Butuh Pulihkan Ekonomi, Subsidi Energi Tahun 2022 Naik Jadi Rp 134 T

ANTARA FOTO/Yusran Uccang/rwa.
Pekerja mengisi gas saat mengecek ketersedian BBM dan LPG di Stasiun Pengisian Bahan Bakar LPG Makassar di kawasan Terminal BBM Makassar, Sulawesi Selatan, Jumat (7/5/2021).
Editor: Yuliawati
16/8/2021, 21.00 WIB

Pemerintah meningkatkan anggaran subsidi energi pada tahun depan menjadi Rp 134,03 triliun. Anggaran ini naik 4,6% dibandingkan alokasi pada tahun 2021 yang sebesar Rp 128,46 triliun.

Subsidi energi tersebut terdiri atas subsidi BBM (Bahan Bakar Minyak) dan LPG tabung 3 kg (kilogram), serta subsidi listrik. "Kami akan melanjutkan subsidi Solar Rp 500 per liter, mengharapkan subsidi 3 kg dan listrik kepada yang mereka membutuhkan," ujar Menteri Keuangan Sri Mulyani Indrawati dalam konferensi pers Nota Keuangan dan RUU APBN 2022, Senin (16/8).

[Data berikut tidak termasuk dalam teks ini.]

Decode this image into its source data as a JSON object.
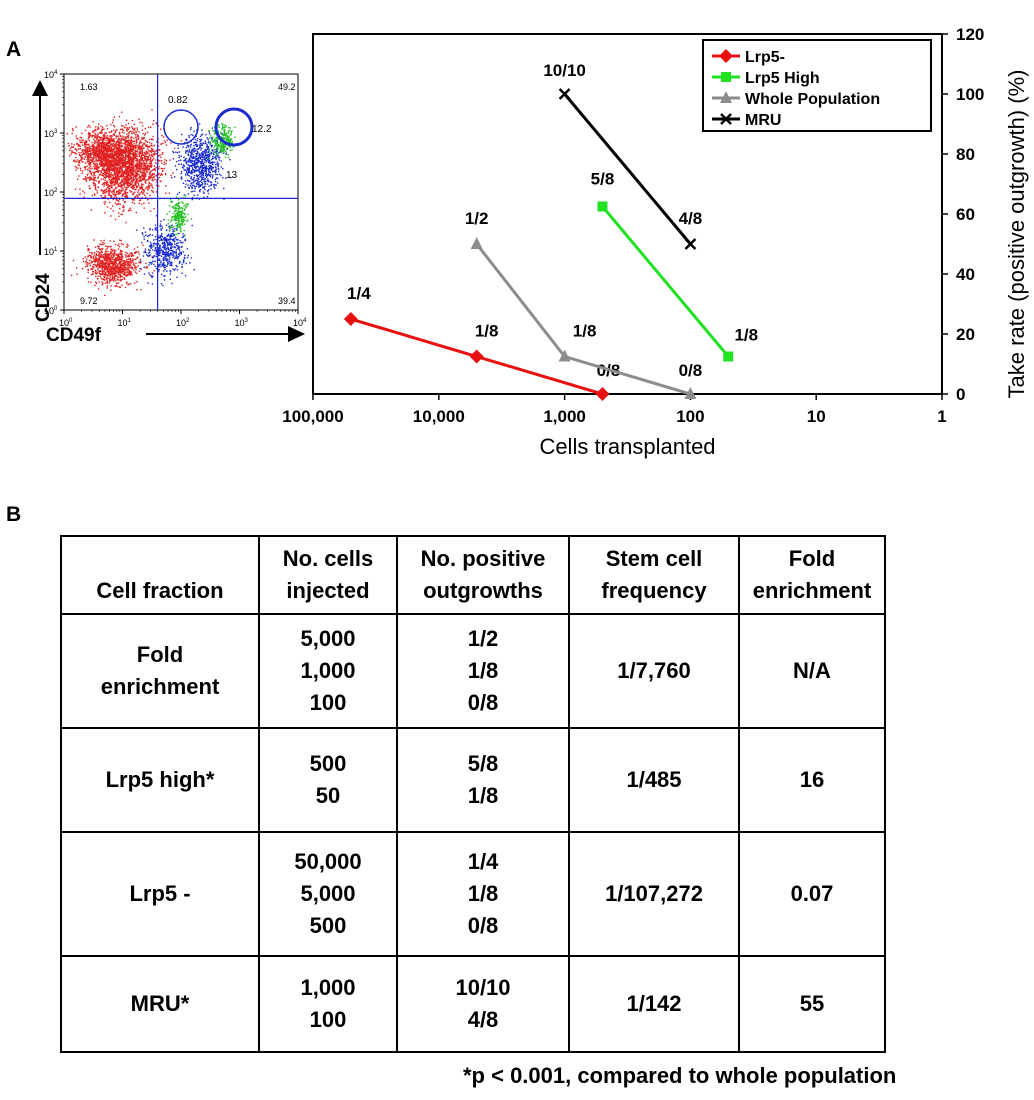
{
  "panel_a_label": "A",
  "panel_b_label": "B",
  "flow": {
    "y_axis_label": "CD24",
    "x_axis_label": "CD49f",
    "y_ticks": [
      "10^0",
      "10^1",
      "10^2",
      "10^3",
      "10^4"
    ],
    "x_ticks": [
      "10^0",
      "10^1",
      "10^2",
      "10^3",
      "10^4"
    ],
    "quadrant_values": {
      "top_left": "1.63",
      "top_right": "49.2",
      "bottom_left": "9.72",
      "bottom_right": "39.4"
    },
    "gate_values": [
      "0.82",
      "12.2",
      "13"
    ],
    "colors": {
      "red": "#e02020",
      "blue": "#1a2bd0",
      "green": "#22c022",
      "gate": "#1a2bd0"
    }
  },
  "chart_data": {
    "type": "line",
    "xlabel": "Cells transplanted",
    "ylabel": "Take rate (positive outgrowth) (%)",
    "x_scale": "log",
    "x_reversed": true,
    "x_ticks": [
      100000,
      10000,
      1000,
      100,
      10,
      1
    ],
    "x_tick_labels": [
      "100,000",
      "10,000",
      "1,000",
      "100",
      "10",
      "1"
    ],
    "xlim": [
      100000,
      1
    ],
    "ylim": [
      0,
      120
    ],
    "y_ticks": [
      0,
      20,
      40,
      60,
      80,
      100,
      120
    ],
    "y_axis_position": "right",
    "legend_position": "top-right",
    "series": [
      {
        "name": "Lrp5-",
        "color": "#e81010",
        "marker": "diamond",
        "points": [
          {
            "x": 50000,
            "y": 25,
            "label": "1/4"
          },
          {
            "x": 5000,
            "y": 12.5,
            "label": "1/8"
          },
          {
            "x": 500,
            "y": 0,
            "label": "0/8"
          }
        ]
      },
      {
        "name": "Lrp5 High",
        "color": "#22e022",
        "marker": "square",
        "points": [
          {
            "x": 500,
            "y": 62.5,
            "label": "5/8"
          },
          {
            "x": 50,
            "y": 12.5,
            "label": "1/8"
          }
        ]
      },
      {
        "name": "Whole Population",
        "color": "#8c8c8c",
        "marker": "triangle",
        "points": [
          {
            "x": 5000,
            "y": 50,
            "label": "1/2"
          },
          {
            "x": 1000,
            "y": 12.5,
            "label": "1/8"
          },
          {
            "x": 100,
            "y": 0,
            "label": "0/8"
          }
        ]
      },
      {
        "name": "MRU",
        "color": "#000000",
        "marker": "x",
        "points": [
          {
            "x": 1000,
            "y": 100,
            "label": "10/10"
          },
          {
            "x": 100,
            "y": 50,
            "label": "4/8"
          }
        ]
      }
    ]
  },
  "table": {
    "headers": [
      [
        "Cell fraction"
      ],
      [
        "No. cells",
        "injected"
      ],
      [
        "No. positive",
        "outgrowths"
      ],
      [
        "Stem cell",
        "frequency"
      ],
      [
        "Fold",
        "enrichment"
      ]
    ],
    "rows": [
      {
        "fraction": [
          "Fold",
          "enrichment"
        ],
        "cells": [
          "5,000",
          "1,000",
          "100"
        ],
        "outgrowths": [
          "1/2",
          "1/8",
          "0/8"
        ],
        "frequency": "1/7,760",
        "enrichment": "N/A"
      },
      {
        "fraction": [
          "Lrp5 high*"
        ],
        "cells": [
          "500",
          "50"
        ],
        "outgrowths": [
          "5/8",
          "1/8"
        ],
        "frequency": "1/485",
        "enrichment": "16"
      },
      {
        "fraction": [
          "Lrp5 -"
        ],
        "cells": [
          "50,000",
          "5,000",
          "500"
        ],
        "outgrowths": [
          "1/4",
          "1/8",
          "0/8"
        ],
        "frequency": "1/107,272",
        "enrichment": "0.07"
      },
      {
        "fraction": [
          "MRU*"
        ],
        "cells": [
          "1,000",
          "100"
        ],
        "outgrowths": [
          "10/10",
          "4/8"
        ],
        "frequency": "1/142",
        "enrichment": "55"
      }
    ],
    "footnote": "*p < 0.001, compared to whole population"
  }
}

Sri mengatakan tranformasi subsidi energi akan dilakukan secara hati-hati, mengingat 2022 masih merupakan tahun pemulihan ekonomi.

Berdasarkan Buku II Nota Keuangan Beserta Rancangan Anggaran Pendapatan dan Belanja Negara (RAPBN) 2022, realisasi subsidi energi pada 2017–2020, mengalami perkembangan yang cenderung fluktuatif. Hal ini terutama dipengaruhi perkembangan asumsi dasar ekonomi makro dan kebijakan besaran subsidi tetap untuk minyak solar.

Selama kurun waktu 2017–2020, subsidi energi  menunjukkan pertumbuhan rata-rata 3,7%, dari Rp 97,64 triliun pada tahun 2017 menjadi Rp 108,84 triliun pada tahun 2020.

Realisasi subsidi BBM dan LPG tabung 3 kg selama 2017-2018 mengalami peningkatan rata rata sebesar 0,5%. Dengan rincian dari Rp 47,04 triliun pada tahun 2017 menjadi Rp 47,73 triliun pada tahun 2020.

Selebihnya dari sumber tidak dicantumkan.